On August 26 all the stars aligned, and I began using the Dexcom G6 and I also began using the Basal-IQ update on my t:slim x2 insulin pump.
The biggest features of the Dexcom G6 vs the G5 are:
- no need to calibrate vs having to calibrate every 12 hours
- 10 day wear vs 7 day wear
- the transmitter has a much smaller profile
Accuracy is great IF I start each new session by calibrating, and following up by calibrating every 4-12 hours during the first few days. If I don’t do that, the rest of the 10 days are not good. Inevitably every single G6 sensor I’ve used so far has been off by 50%+ at startup, which is why I initially calibrate even though Dexcom says you shouldn’t have to.
Additionally, I feel the adhesive is really lacking – I used to be able to wear my G4/G5 sensors for two weeks (and could have gone longer except for skin irritation issues) with no problems. With the G6 it’s falling off at day 10, so I don’t even want to try a restart (note Dexcom has enabled a hard shutoff of the sensors but there ARE ways to trick it and do a restart, if you want).
Ultimately, at the end of the day, I prefer the G5 due to being able to get longer sensor wear out of each sensor. I don’t feel like accuracy is that much different between the two systems.
However, I’m sticking with the G6 because it makes the Basal-IQ feature on my insulin pump work!
Basal-IQ has been amazing! While I’ve still had a few lows, they have been minor – my blood sugar hasn’t been below 60 in quite some time! And minor lows are easier to treat meaning no rebound highs. Overall, it’s been great for control. Check out the below graphs from my pump.
So amazing, right?! The red bars indicate where Basal-IQ determined it needed to shut off my basal rate in order to help me avoid a potential low, using the G6 to predict ahead by 30 minutes.
This has been a game-changer in my diabetes.
The other big game changer for me recently? The Keto Diet***.
If you are not familiar with the Keto Diet, it’s a way of eating that promotes eating high fat/low carb/moderate protein. This places the body in a state of ketosis, promoting flatter blood sugar profiles and weight loss.

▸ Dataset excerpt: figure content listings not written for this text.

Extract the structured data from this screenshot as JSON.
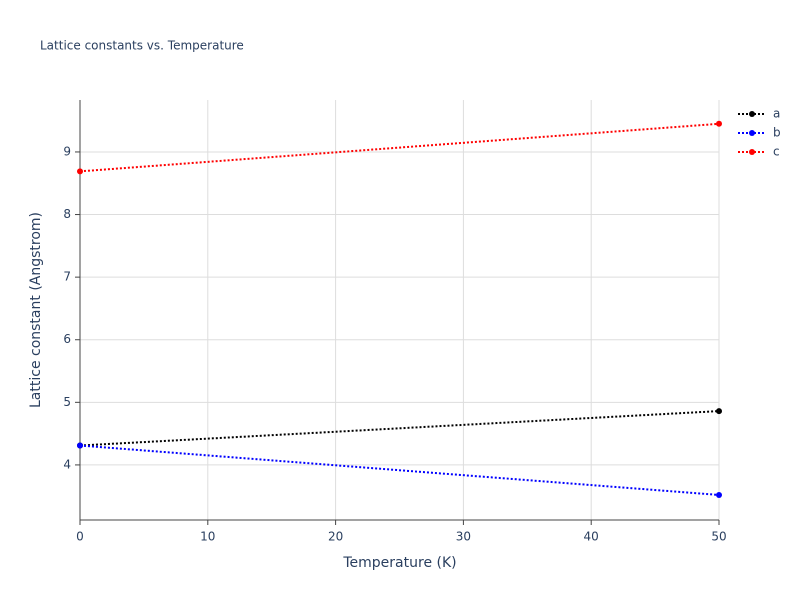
{
  "chart_data": {
    "type": "line",
    "title": "Lattice constants vs. Temperature",
    "x_label": "Temperature (K)",
    "y_label": "Lattice constant (Angstrom)",
    "x": [
      0,
      50
    ],
    "series": [
      {
        "name": "a",
        "color": "#000000",
        "values": [
          4.31,
          4.86
        ]
      },
      {
        "name": "b",
        "color": "#0000ff",
        "values": [
          4.31,
          3.52
        ]
      },
      {
        "name": "c",
        "color": "#ff0000",
        "values": [
          8.69,
          9.45
        ]
      }
    ],
    "xlim": [
      0,
      50
    ],
    "xticks": [
      0,
      10,
      20,
      30,
      40,
      50
    ],
    "ylim": [
      3.12,
      9.83
    ],
    "yticks": [
      4,
      5,
      6,
      7,
      8,
      9
    ],
    "grid": true,
    "legend": "right",
    "line_style": "dotted"
  }
}
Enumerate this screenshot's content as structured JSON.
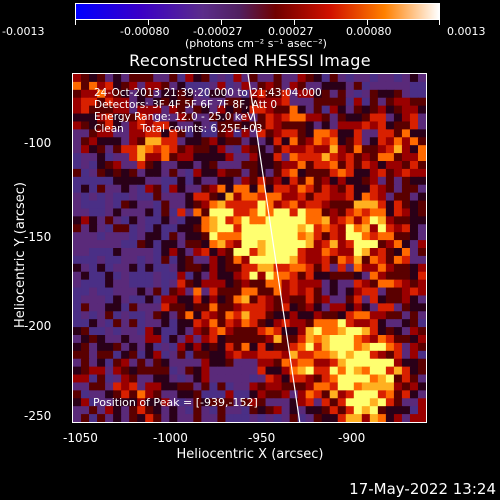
{
  "colorbar": {
    "tick_labels": [
      "-0.0013",
      "-0.00080",
      "-0.00027",
      "0.00027",
      "0.00080",
      "0.0013"
    ],
    "units": "(photons cm⁻² s⁻¹ asec⁻²)"
  },
  "image": {
    "title": "Reconstructed RHESSI Image",
    "info_lines": [
      "24-Oct-2013 21:39:20.000 to 21:43:04.000",
      "Detectors: 3F 4F 5F 6F 7F 8F, Att 0",
      "Energy Range: 12.0 - 25.0 keV",
      "Clean     Total counts: 6.25E+03"
    ],
    "peak_label": "Position of Peak = [-939,-152]"
  },
  "axes": {
    "x_label": "Heliocentric X (arcsec)",
    "y_label": "Heliocentric Y (arcsec)",
    "x_ticks": [
      "-1050",
      "-1000",
      "-950",
      "-900"
    ],
    "y_ticks": [
      "-100",
      "-150",
      "-200",
      "-250"
    ],
    "x_range": [
      -1050,
      -912
    ],
    "y_range": [
      -67,
      -252
    ]
  },
  "footer": {
    "date": "17-May-2022 13:24"
  }
}
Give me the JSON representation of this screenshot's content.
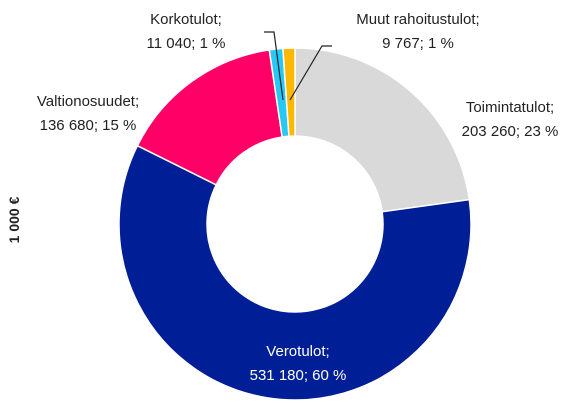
{
  "chart_data": {
    "type": "donut",
    "y_label": "1 000 €",
    "categories": [
      "Toimintatulot;",
      "Verotulot;",
      "Valtionosuudet;",
      "Korkotulot;",
      "Muut rahoitustulot;"
    ],
    "values": [
      203260,
      531180,
      136680,
      11040,
      9767
    ],
    "value_labels": [
      "203 260; 23 %",
      "531 180; 60 %",
      "136 680; 15 %",
      "11 040; 1 %",
      "9 767; 1 %"
    ],
    "colors": [
      "#d9d9d9",
      "#001e96",
      "#ff0066",
      "#27c8f5",
      "#ffb800"
    ]
  }
}
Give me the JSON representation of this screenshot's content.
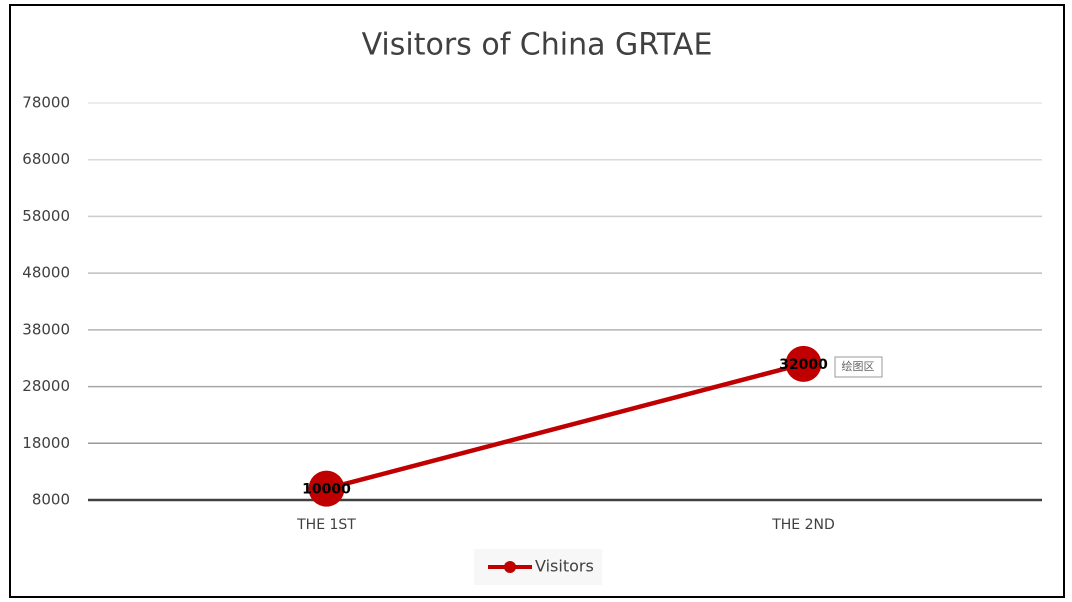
{
  "chart_data": {
    "type": "line",
    "title": "Visitors of China GRTAE",
    "categories": [
      "THE 1ST",
      "THE 2ND"
    ],
    "series": [
      {
        "name": "Visitors",
        "color": "#c00000",
        "values": [
          10000,
          32000
        ]
      }
    ],
    "ylim": [
      8000,
      78000
    ],
    "yticks": [
      8000,
      18000,
      28000,
      38000,
      48000,
      58000,
      68000,
      78000
    ],
    "grid": true,
    "legend": "bottom",
    "annotation": "绘图区"
  }
}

This doesn’t mean I’m going all out and eating bacon and butter at every meal – I am trying to consume healthier fats most of the time, like those found in avocado, olives, salmon, and coconut. While I’ve only been doing it about a week and a half, I’ve definitely seen the affect on my blood sugars. My average blood sugar went from about 135 down to a current average of 113. My blood sugars are between 70 and 150, 92% of the time and that percentage goes up a bit every day! I haven’t lost weight yet, but that’s ok.
***Note that the keto diet is so named because in a state of ketosis you produce ketones. Ketones can be dangerous in people with diabetes, without proper insulin intake or when they occur in conjunction with elevated blood sugar levels. I am NOT recommending anyone try this without consulting a medical professional first!
Have any of my readers tried the Keto Diet and if so what affect did you see on your control of your diabetes? How long did you maintain this way of eating, and did you have to stop because of any serious concerns?